Knowing what PTSD really is and forgiving will get you to stop pushing people away.

Take the worst nightmare you have and go back to the start of it. What were you thinking? What was your intent? Then do the forgiveness part. Repeat this for everything that is haunting you no matter how small of an event it may seem like. It mattered to you.

Taking care of your body is part of this too. Everything in you is connected to combat. Your body had to learn to do what you did while deployed. It needs to be taught how to calm down. Try to find what works for you. Music may help your buddy but not you. Yoga, walking, swimming, art, writing, martial arts and a very long list of things that have helped including PTSD service dogs and horses help. Keep trying until you find what helps you.
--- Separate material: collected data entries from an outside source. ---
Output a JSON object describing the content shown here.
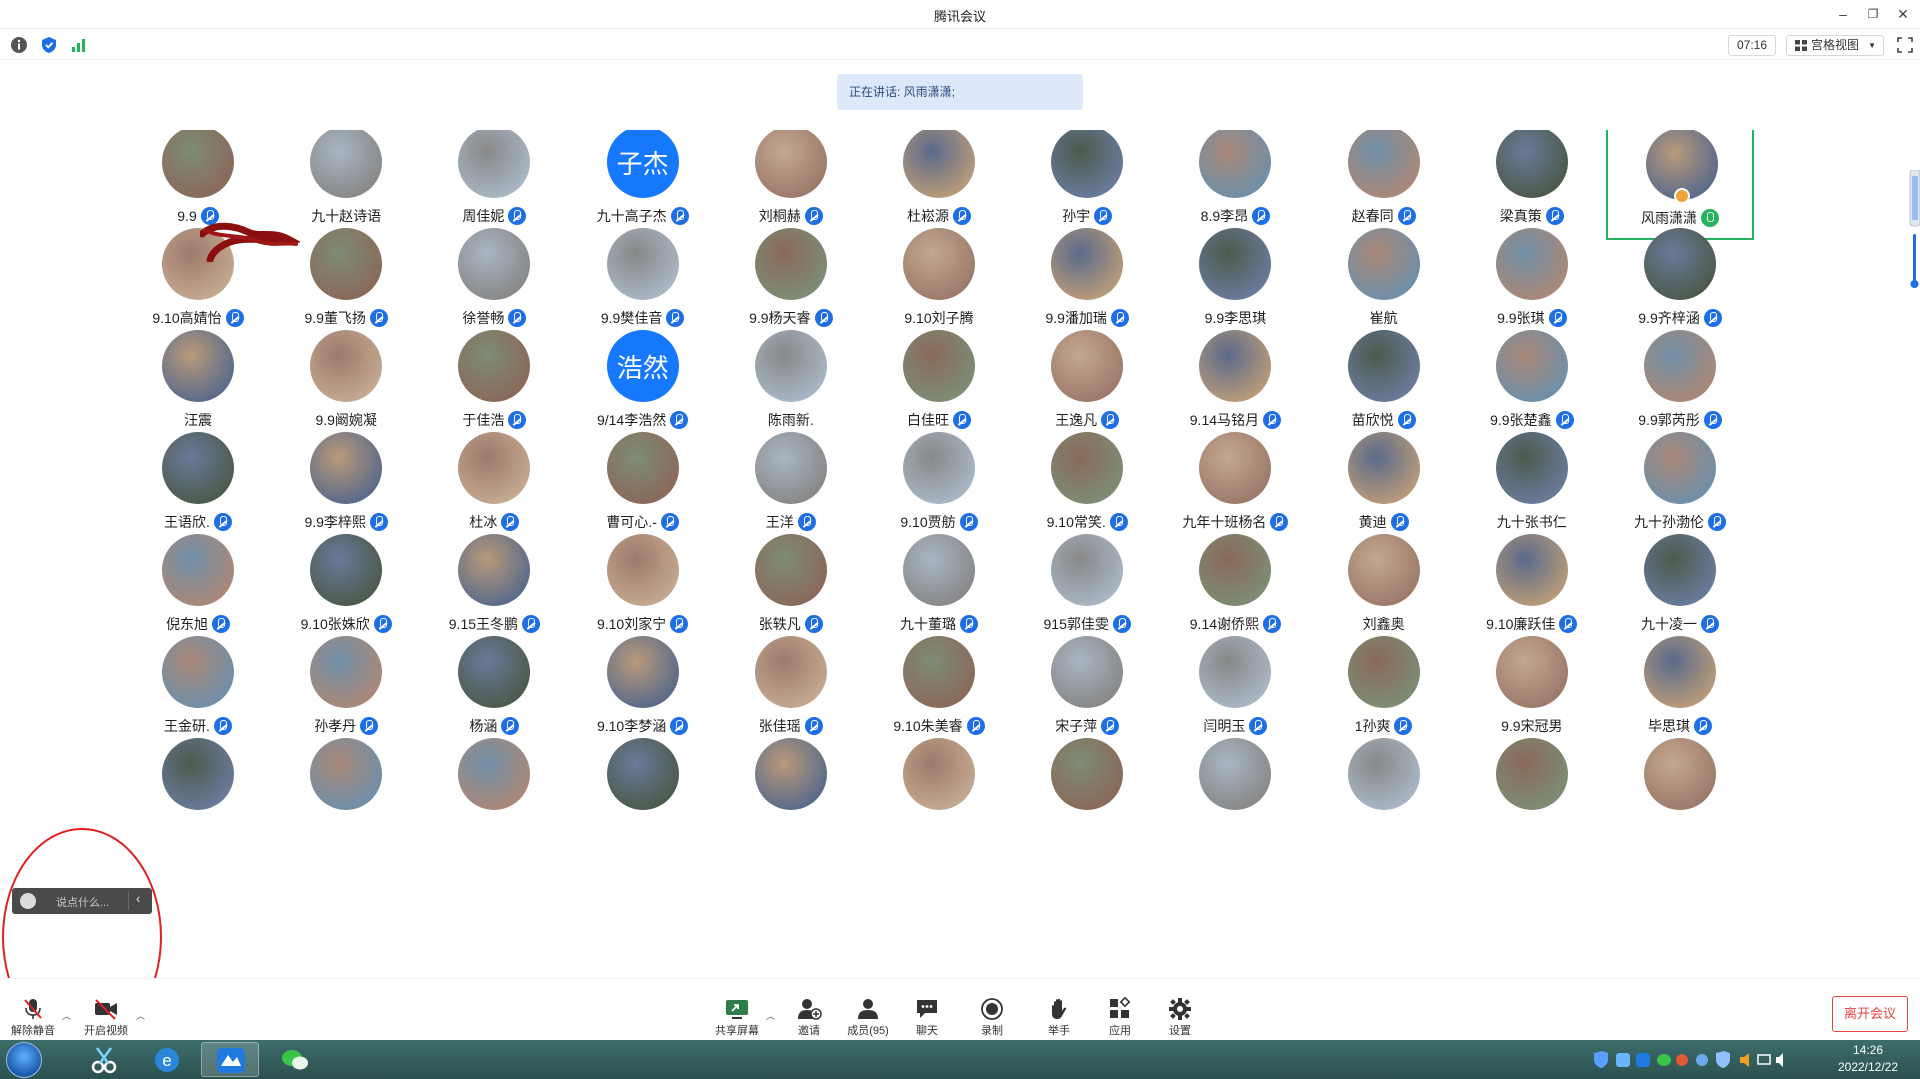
{
  "window": {
    "title": "腾讯会议"
  },
  "toolbar": {
    "timer": "07:16",
    "view_label": "宫格视图"
  },
  "speaking": {
    "text": "正在讲话: 风雨潇潇;"
  },
  "participants": [
    {
      "name": "9.9",
      "avatar": "photo",
      "mic": "muted"
    },
    {
      "name": "九十赵诗语",
      "avatar": "photo",
      "mic": "none"
    },
    {
      "name": "周佳妮",
      "avatar": "photo",
      "mic": "muted"
    },
    {
      "name": "九十高子杰",
      "avatar": "text",
      "avatar_text": "子杰",
      "mic": "muted"
    },
    {
      "name": "刘桐赫",
      "avatar": "photo",
      "mic": "muted"
    },
    {
      "name": "杜崧源",
      "avatar": "photo",
      "mic": "muted"
    },
    {
      "name": "孙宇",
      "avatar": "photo",
      "mic": "muted"
    },
    {
      "name": "8.9李昂",
      "avatar": "photo",
      "mic": "muted"
    },
    {
      "name": "赵春同",
      "avatar": "photo",
      "mic": "muted"
    },
    {
      "name": "梁真策",
      "avatar": "photo",
      "mic": "muted"
    },
    {
      "name": "风雨潇潇",
      "avatar": "photo",
      "mic": "speaking",
      "active": true,
      "host": true
    },
    {
      "name": "9.10高婧怡",
      "avatar": "photo",
      "mic": "muted"
    },
    {
      "name": "9.9董飞扬",
      "avatar": "photo",
      "mic": "muted"
    },
    {
      "name": "徐誉畅",
      "avatar": "photo",
      "mic": "muted"
    },
    {
      "name": "9.9樊佳音",
      "avatar": "photo",
      "mic": "muted"
    },
    {
      "name": "9.9杨天睿",
      "avatar": "photo",
      "mic": "muted"
    },
    {
      "name": "9.10刘子腾",
      "avatar": "photo",
      "mic": "none"
    },
    {
      "name": "9.9潘加瑞",
      "avatar": "photo",
      "mic": "muted"
    },
    {
      "name": "9.9李思琪",
      "avatar": "photo",
      "mic": "none"
    },
    {
      "name": "崔航",
      "avatar": "photo",
      "mic": "none"
    },
    {
      "name": "9.9张琪",
      "avatar": "photo",
      "mic": "muted"
    },
    {
      "name": "9.9齐梓涵",
      "avatar": "photo",
      "mic": "muted"
    },
    {
      "name": "汪震",
      "avatar": "photo",
      "mic": "none"
    },
    {
      "name": "9.9阚婉凝",
      "avatar": "photo",
      "mic": "none"
    },
    {
      "name": "于佳浩",
      "avatar": "photo",
      "mic": "muted"
    },
    {
      "name": "9/14李浩然",
      "avatar": "text",
      "avatar_text": "浩然",
      "mic": "muted"
    },
    {
      "name": "陈雨新.",
      "avatar": "photo",
      "mic": "none"
    },
    {
      "name": "白佳旺",
      "avatar": "photo",
      "mic": "muted"
    },
    {
      "name": "王逸凡",
      "avatar": "photo",
      "mic": "muted"
    },
    {
      "name": "9.14马铭月",
      "avatar": "photo",
      "mic": "muted"
    },
    {
      "name": "苗欣悦",
      "avatar": "photo",
      "mic": "muted"
    },
    {
      "name": "9.9张楚鑫",
      "avatar": "photo",
      "mic": "muted"
    },
    {
      "name": "9.9郭芮彤",
      "avatar": "photo",
      "mic": "muted"
    },
    {
      "name": "王语欣.",
      "avatar": "photo",
      "mic": "muted"
    },
    {
      "name": "9.9李梓熙",
      "avatar": "photo",
      "mic": "muted"
    },
    {
      "name": "杜冰",
      "avatar": "photo",
      "mic": "muted"
    },
    {
      "name": "曹可心.-",
      "avatar": "photo",
      "mic": "muted"
    },
    {
      "name": "王洋",
      "avatar": "photo",
      "mic": "muted"
    },
    {
      "name": "9.10贾舫",
      "avatar": "photo",
      "mic": "muted"
    },
    {
      "name": "9.10常笑.",
      "avatar": "photo",
      "mic": "muted"
    },
    {
      "name": "九年十班杨名",
      "avatar": "photo",
      "mic": "muted"
    },
    {
      "name": "黄迪",
      "avatar": "photo",
      "mic": "muted"
    },
    {
      "name": "九十张书仁",
      "avatar": "photo",
      "mic": "none"
    },
    {
      "name": "九十孙渤伦",
      "avatar": "photo",
      "mic": "muted"
    },
    {
      "name": "倪东旭",
      "avatar": "photo",
      "mic": "muted"
    },
    {
      "name": "9.10张姝欣",
      "avatar": "photo",
      "mic": "muted"
    },
    {
      "name": "9.15王冬鹏",
      "avatar": "photo",
      "mic": "muted"
    },
    {
      "name": "9.10刘家宁",
      "avatar": "photo",
      "mic": "muted"
    },
    {
      "name": "张轶凡",
      "avatar": "photo",
      "mic": "muted"
    },
    {
      "name": "九十董璐",
      "avatar": "photo",
      "mic": "muted"
    },
    {
      "name": "915郭佳雯",
      "avatar": "photo",
      "mic": "muted"
    },
    {
      "name": "9.14谢侨熙",
      "avatar": "photo",
      "mic": "muted"
    },
    {
      "name": "刘鑫奥",
      "avatar": "photo",
      "mic": "none"
    },
    {
      "name": "9.10廉跃佳",
      "avatar": "photo",
      "mic": "muted"
    },
    {
      "name": "九十凌一",
      "avatar": "photo",
      "mic": "muted"
    },
    {
      "name": "王金研.",
      "avatar": "photo",
      "mic": "muted"
    },
    {
      "name": "孙孝丹",
      "avatar": "photo",
      "mic": "muted"
    },
    {
      "name": "杨涵",
      "avatar": "photo",
      "mic": "muted"
    },
    {
      "name": "9.10李梦涵",
      "avatar": "photo",
      "mic": "muted"
    },
    {
      "name": "张佳瑶",
      "avatar": "photo",
      "mic": "muted"
    },
    {
      "name": "9.10朱美睿",
      "avatar": "photo",
      "mic": "muted"
    },
    {
      "name": "宋子萍",
      "avatar": "photo",
      "mic": "muted"
    },
    {
      "name": "闫明玉",
      "avatar": "photo",
      "mic": "muted"
    },
    {
      "name": "1孙爽",
      "avatar": "photo",
      "mic": "muted"
    },
    {
      "name": "9.9宋冠男",
      "avatar": "photo",
      "mic": "none"
    },
    {
      "name": "毕思琪",
      "avatar": "photo",
      "mic": "muted"
    },
    {
      "name": "",
      "avatar": "photo",
      "mic": "none"
    },
    {
      "name": "",
      "avatar": "photo",
      "mic": "none"
    },
    {
      "name": "",
      "avatar": "photo",
      "mic": "none"
    },
    {
      "name": "",
      "avatar": "photo",
      "mic": "none"
    },
    {
      "name": "",
      "avatar": "photo",
      "mic": "none"
    },
    {
      "name": "",
      "avatar": "photo",
      "mic": "none"
    },
    {
      "name": "",
      "avatar": "photo",
      "mic": "none"
    },
    {
      "name": "",
      "avatar": "photo",
      "mic": "none"
    },
    {
      "name": "",
      "avatar": "photo",
      "mic": "none"
    },
    {
      "name": "",
      "avatar": "photo",
      "mic": "none"
    },
    {
      "name": "",
      "avatar": "photo",
      "mic": "none"
    }
  ],
  "chat": {
    "placeholder": "说点什么..."
  },
  "bottombar": {
    "unmute": "解除静音",
    "start_video": "开启视频",
    "share_screen": "共享屏幕",
    "invite": "邀请",
    "members": "成员(95)",
    "chat": "聊天",
    "record": "录制",
    "raise_hand": "举手",
    "apps": "应用",
    "settings": "设置",
    "leave": "离开会议"
  },
  "taskbar": {
    "time": "14:26",
    "date": "2022/12/22"
  },
  "colors": {
    "accent": "#1e6fe6",
    "speaking": "#23b55d",
    "leave": "#e64545",
    "taskbar": "#2f5958"
  }
}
If you need medication, take it but if it isn't working, talk to your doctor. Everyone is different and they need to change medications based on you. Be totally honest with them. Do not settle for medications being the only answer because they are not intended to be.

Do the talk therapy with someone you trust. Again, be honest. They can't help you if they don't know what the truth is.

Once all that is done, you find peace with yourself and trust me it is a pain that can hurt so good because you arrive on the other side of darkness. Here's a few videos that may help.

You loved enough to risk your life. Sometimes love don't feel like it should, but it can if you work on it.